Susan Arnot Heaney, corporate responsibility consultant and fellow at BCCCC, reflects on this in her own practice: "During my tenure at Avon, I spent time at the Avon Foundation, which is a public charity, then was tapped for the newly minted CR practice that was part of the corporate communications team, only to have the CR role moved to global HR, and finally to a small but separate CR team. Through all of the organizational shifts, our actual CR roles and responsibilities -- and the core commitment -- were unchanged and unwavering."
3. Entrepreneurship is the new black
Many sustainability initiatives are happening inside companies, initiated by current employees who are not in formal sustainability roles. These sustainability sleuths are getting creative and channeling the entrepreneurial spirit in order to place themselves at the center of change.

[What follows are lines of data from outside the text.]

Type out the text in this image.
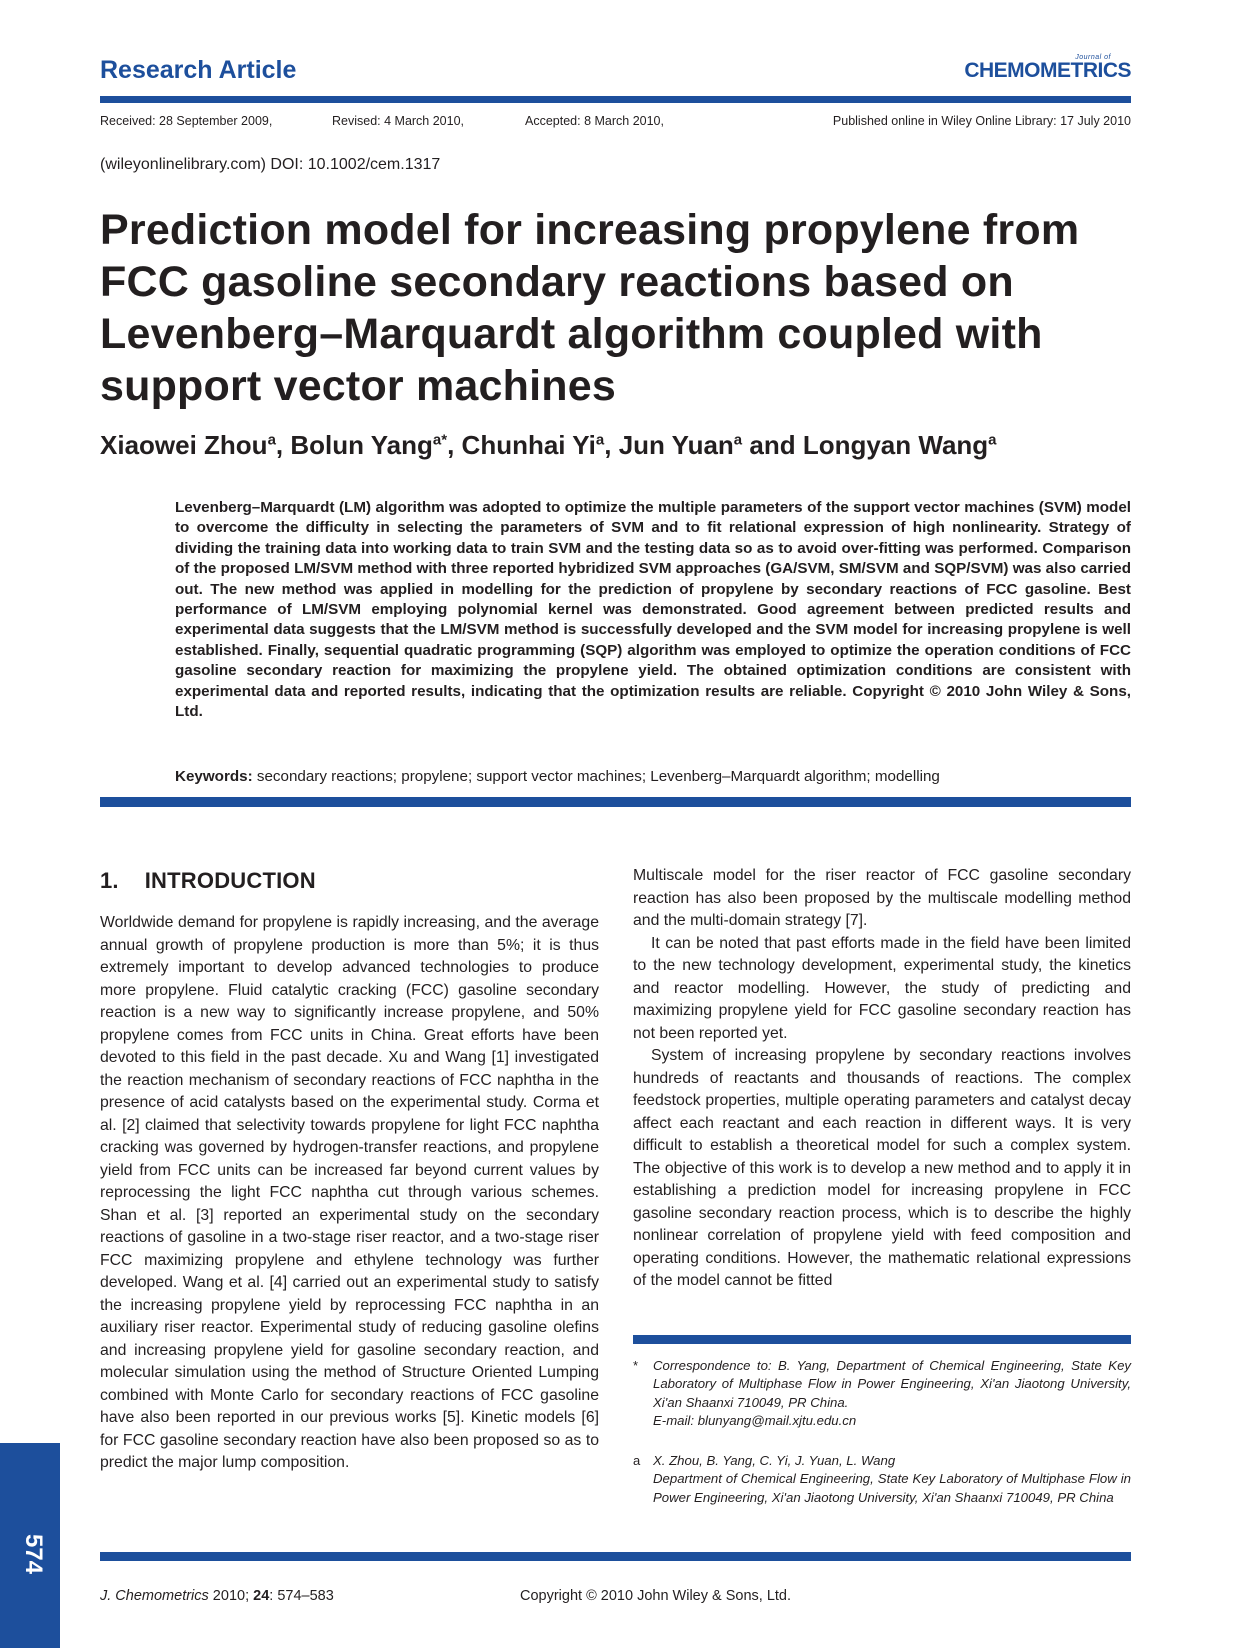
Research Article	Journal of
CHEMOMETRICS
Received: 28 September 2009,	Revised: 4 March 2010,	Accepted: 8 March 2010,	Published online in Wiley Online Library: 17 July 2010
(wileyonlinelibrary.com) DOI: 10.1002/cem.1317
Prediction model for increasing propylene from FCC gasoline secondary reactions based on Levenberg–Marquardt algorithm coupled with support vector machines
Xiaowei Zhou$^a$, Bolun Yang$^{a*}$, Chunhai Yi$^a$, Jun Yuan$^a$ and Longyan Wang$^a$
Levenberg–Marquardt (LM) algorithm was adopted to optimize the multiple parameters of the support vector machines (SVM) model to overcome the difficulty in selecting the parameters of SVM and to fit relational expression of high nonlinearity. Strategy of dividing the training data into working data to train SVM and the testing data so as to avoid over-fitting was performed. Comparison of the proposed LM/SVM method with three reported hybridized SVM approaches (GA/SVM, SM/SVM and SQP/SVM) was also carried out. The new method was applied in modelling for the prediction of propylene by secondary reactions of FCC gasoline. Best performance of LM/SVM employing polynomial kernel was demonstrated. Good agreement between predicted results and experimental data suggests that the LM/SVM method is successfully developed and the SVM model for increasing propylene is well established. Finally, sequential quadratic programming (SQP) algorithm was employed to optimize the operation conditions of FCC gasoline secondary reaction for maximizing the propylene yield. The obtained optimization conditions are consistent with experimental data and reported results, indicating that the optimization results are reliable. Copyright © 2010 John Wiley & Sons, Ltd.
Keywords: secondary reactions; propylene; support vector machines; Levenberg–Marquardt algorithm; modelling
1. INTRODUCTION

Worldwide demand for propylene is rapidly increasing, and the average annual growth of propylene production is more than 5%; it is thus extremely important to develop advanced technologies to produce more propylene. Fluid catalytic cracking (FCC) gasoline secondary reaction is a new way to significantly increase propylene, and 50% propylene comes from FCC units in China. Great efforts have been devoted to this field in the past decade. Xu and Wang [1] investigated the reaction mechanism of secondary reactions of FCC naphtha in the presence of acid catalysts based on the experimental study. Corma et al. [2] claimed that selectivity towards propylene for light FCC naphtha cracking was governed by hydrogen-transfer reactions, and propylene yield from FCC units can be increased far beyond current values by reprocessing the light FCC naphtha cut through various schemes. Shan et al. [3] reported an experimental study on the secondary reactions of gasoline in a two-stage riser reactor, and a two-stage riser FCC maximizing propylene and ethylene technology was further developed. Wang et al. [4] carried out an experimental study to satisfy the increasing propylene yield by reprocessing FCC naphtha in an auxiliary riser reactor. Experimental study of reducing gasoline olefins and increasing propylene yield for gasoline secondary reaction, and molecular simulation using the method of Structure Oriented Lumping combined with Monte Carlo for secondary reactions of FCC gasoline have also been reported in our previous works [5]. Kinetic models [6] for FCC gasoline secondary reaction have also been proposed so as to predict the major lump composition.

Multiscale model for the riser reactor of FCC gasoline secondary reaction has also been proposed by the multiscale modelling method and the multi-domain strategy [7].

It can be noted that past efforts made in the field have been limited to the new technology development, experimental study, the kinetics and reactor modelling. However, the study of predicting and maximizing propylene yield for FCC gasoline secondary reaction has not been reported yet.

System of increasing propylene by secondary reactions involves hundreds of reactants and thousands of reactions. The complex feedstock properties, multiple operating parameters and catalyst decay affect each reactant and each reaction in different ways. It is very difficult to establish a theoretical model for such a complex system. The objective of this work is to develop a new method and to apply it in establishing a prediction model for increasing propylene in FCC gasoline secondary reaction process, which is to describe the highly nonlinear correlation of propylene yield with feed composition and operating conditions. However, the mathematic relational expressions of the model cannot be fitted

* Correspondence to: B. Yang, Department of Chemical Engineering, State Key Laboratory of Multiphase Flow in Power Engineering, Xi'an Jiaotong University, Xi'an Shaanxi 710049, PR China.
E-mail: blunyang@mail.xjtu.edu.cn
a X. Zhou, B. Yang, C. Yi, J. Yuan, L. Wang
Department of Chemical Engineering, State Key Laboratory of Multiphase Flow in Power Engineering, Xi'an Jiaotong University, Xi'an Shaanxi 710049, PR China
574
J. Chemometrics 2010; 24: 574–583	Copyright © 2010 John Wiley & Sons, Ltd.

Businesses today are looking to on-board new skills to keep up with the pace of change. They want thoughtful innovators who think creatively and can thrive in a role that is constantly growing and evolving. "Some of the most important new work skills needed to operate in the global workplace include the ability to determine deeper meanings, social intelligence, adaptive thinking and cross-cultural competency," the Amani Institute says in its State of Talent Development in the Social Sector report (PDF).
One surefire way to get the function you want is to create your own job. It is far better to carve out a sustainability job where you currently are, I explained in the same Guardian article mentioned above, because you have contacts and know the sector. Next, all you need to do is make the business case for your new role. So, find a way to leverage your knowledge of the telecoms sector and the role you were working in to create your own sustainability job.
4. Specialists thrive over generalists
The social enterprise sector is growing, proving the case for organizations trying to solve a niche societal problem and creating a demand for freelancers and consultants with niche experience. The more you can develop specific expertise in one or two areas such as water, human rights, supply chains or ethical trade, the better off you will be.
The market is getting less charitable in terms of allowing career changers in, as there are now good numbers of solid candidates already working in this space. I see on average 100 applications per role. So the more you can build your thought leadership and your personal brand around your niche areas of expertise, the better. Get out there and research, tweet and talk about the issues you are knowledgeable and passionate about.
I did some market research for Acre last year to inform the structure of its recently launched associate offer, the Bench. The findings showed the likes of Interface and M&S looking for technology scouts for technical competencies, rather than strategy consultants or generic benchmarking. These two companies are at the leading edge in sustainability so perhaps this is only true for companies with more mature CSR policies, but it was interesting to hear them looking for technology scouts for things like recycling polymers or roof insulators in Holland. Now that is niche!
The takeaway from all this is that you cannot leave it up to others to interpret the landscape or forge your path. In order to position yourself for the sustainability career you want, be prepared to do your own research and blaze a new trail to innovate your career in sustainability.
"Companies would be far more willing to hire sustainability professionals," Acre's Cartland told the Guardian, "if they think they're getting an innovator who can genuinely help them do business in better ways that haven't been thought of before."